Huawei has announced a new open source project called Astro at the O’Reilly Open Source Convention in Portland Oregon.
Astro combines HBase and Apache Spark into a single solution which Huawei has embedded into its big data solution, FusionInsight. Huawei has also announced it will launch Spark as a Service later this year.
This announcement by Huawei shows how quickly Spark is gaining traction and beginning to make inroads into the Hadoop market. Over the last month, IBM and Hortonworks have both made announcements covering their support of Spark as have many other members of the Hadoop community.

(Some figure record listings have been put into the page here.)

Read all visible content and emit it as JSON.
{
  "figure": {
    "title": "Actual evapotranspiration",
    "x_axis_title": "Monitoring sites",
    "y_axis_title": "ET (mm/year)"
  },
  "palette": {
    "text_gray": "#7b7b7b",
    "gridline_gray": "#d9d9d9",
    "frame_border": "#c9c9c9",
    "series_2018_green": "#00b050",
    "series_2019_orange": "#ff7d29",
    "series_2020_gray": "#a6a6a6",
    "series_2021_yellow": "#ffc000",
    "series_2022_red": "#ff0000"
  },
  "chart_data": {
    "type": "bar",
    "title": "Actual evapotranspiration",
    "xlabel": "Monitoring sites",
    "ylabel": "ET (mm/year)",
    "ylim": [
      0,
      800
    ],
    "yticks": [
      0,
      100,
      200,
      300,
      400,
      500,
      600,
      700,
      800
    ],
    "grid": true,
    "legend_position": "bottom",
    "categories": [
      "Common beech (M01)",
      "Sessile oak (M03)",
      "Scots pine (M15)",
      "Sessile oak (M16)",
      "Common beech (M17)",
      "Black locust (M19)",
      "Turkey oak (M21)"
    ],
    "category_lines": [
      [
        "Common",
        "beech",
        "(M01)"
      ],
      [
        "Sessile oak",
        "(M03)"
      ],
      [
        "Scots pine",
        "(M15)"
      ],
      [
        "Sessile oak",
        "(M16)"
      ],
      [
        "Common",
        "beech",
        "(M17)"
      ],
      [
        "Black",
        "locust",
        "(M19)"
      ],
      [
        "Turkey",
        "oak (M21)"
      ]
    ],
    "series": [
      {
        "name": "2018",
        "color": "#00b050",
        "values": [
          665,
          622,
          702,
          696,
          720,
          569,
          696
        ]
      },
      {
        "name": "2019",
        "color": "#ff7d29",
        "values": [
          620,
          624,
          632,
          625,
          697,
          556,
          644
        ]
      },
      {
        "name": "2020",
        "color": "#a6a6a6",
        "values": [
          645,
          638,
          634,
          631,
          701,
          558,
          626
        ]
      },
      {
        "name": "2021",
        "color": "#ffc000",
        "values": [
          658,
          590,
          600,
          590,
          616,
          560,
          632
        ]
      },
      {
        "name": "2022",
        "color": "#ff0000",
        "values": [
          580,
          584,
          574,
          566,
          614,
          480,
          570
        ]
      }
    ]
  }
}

Why is Huawei getting into Spark?
Despite the perception of Huawei as a telecoms supplier who has only recently moved into enterprise computing, it has a long history of working with and contributing to open source software projects. This has saved the company from having to spend billions developing its own enterprise software business and allowed it to collaborate with other software companies.
According to Wang Chenglu, President of Huawei Central Software: “Open source is Huawei’s company-wide strategy, from core business networking, where the firm helped drive the network openness as founding member of OPNFV, to new business frontiers cloud computing and IoT, where we open sourced LiteOS, the world’s most lightweight IoT Operating System to standardize and simplify the infrastructure and enhance the IoT connectivity.”
Huawei’s relationship with Spark is also long standing and it was an early sponsor in 2011. Since then it has been a regular contributor to the different versions of Spark especially in Spark 1.2 and Spark 1.3.
In June, Bing Xiao, Head of Big Data, Huawei USA and Sr. Director, Product Mgmt & Strategy, Huawei Software wrote a blog for Databricks who are developing their own commercial Spark distribution. In it he explained how Huawei was leveraging Spark.
“With Spark, the raw data from multi-systems of multi-vendors (e.g., CRM, billing, OSS and network) can be easily loaded into a single data processing layer. Data scientists and data engineers can also use Spark SQL to explore the data, extract and group features, and develop models by leveraging MLlib algorithms.
“Application developers can leverage the output of these models or features to build specific applications (e.g. base station investment optimization), and publish dashboards or reports for subscriber profiling and network monitoring. Finally, business users can use Spark SQL for ad-hoc query, or continue to use existing BI systems or tools like SAS, R or Python with Spark’s powerful APIs.”
What is Huawei promising with Astro?
In the press release, Huawei is promising a range of new features that include:
- Improved data pruning
- Custom filters
- Support for Spark 1.4
In addition to these features, Huawei has says that it has contributed new features to Spark SQL, Machine Learning and Spark R to help enrich standard libraries in Spark.
What is attracting people to Spark?
One of the challenges of working with very large data sets is the way that data is used by the query tools. The vast majority take a sequential processing approach which means that queries have to be queued while they wait for data to become available.
The only way around this is for users to duplicate large data sets which requires a lot of network, storage and processing time all of which costs money. For cloud providers this is good news because they get to sell more resources to customers but it does mean that customers can quickly exceed their budgets for doing complex data analysis.
This is where Spark comes in. Using a technique known as Directed Acyclic Graph (DAG) it is able to run multi-step pipelines. For those customers who are taking advantage of in-memory databases where they attempt to preload all the data into memory, Spark will allow multiple DAGs to share that data. One of the benefits of this is that query results can be held in-memory and immediately passed to other queries involved in a complex analysis.
Huawei already deploying to customers
Huawei is already claiming wins with some of its existing customers. China Unicom has deployed Spark in its mission-critical business areas to support real-time query and analysis over multiple data sources. It is also claiming success with an unnamed telco in South America where it has replaced existing analytics and BI solutions. The press release states that the customer is now achieving a 10x performance increase in customer insights.
It will be interesting to see when Huawei begins to add Spark to its SAP HANA appliances. Over the last couple of years, Huawei has set several benchmark records with its SAP HANA appliances. In 2014, SAP announced its own Spark distribution working in partnership with Databricks. With both the Huawei and SAP distributions being based on the Databricks Spark distribution it makes sense for Huawei to embed its own version of Spark in its SAP appliance.
Coming on the back of the IBM, Hortonworks and other Spark announcements, this is good timing by Huawei and excellent news for the supporters of Spark. If the last two years have been all about Hadoop and MapReduce, this year is definitely the year Spark lit a fire under data analytics.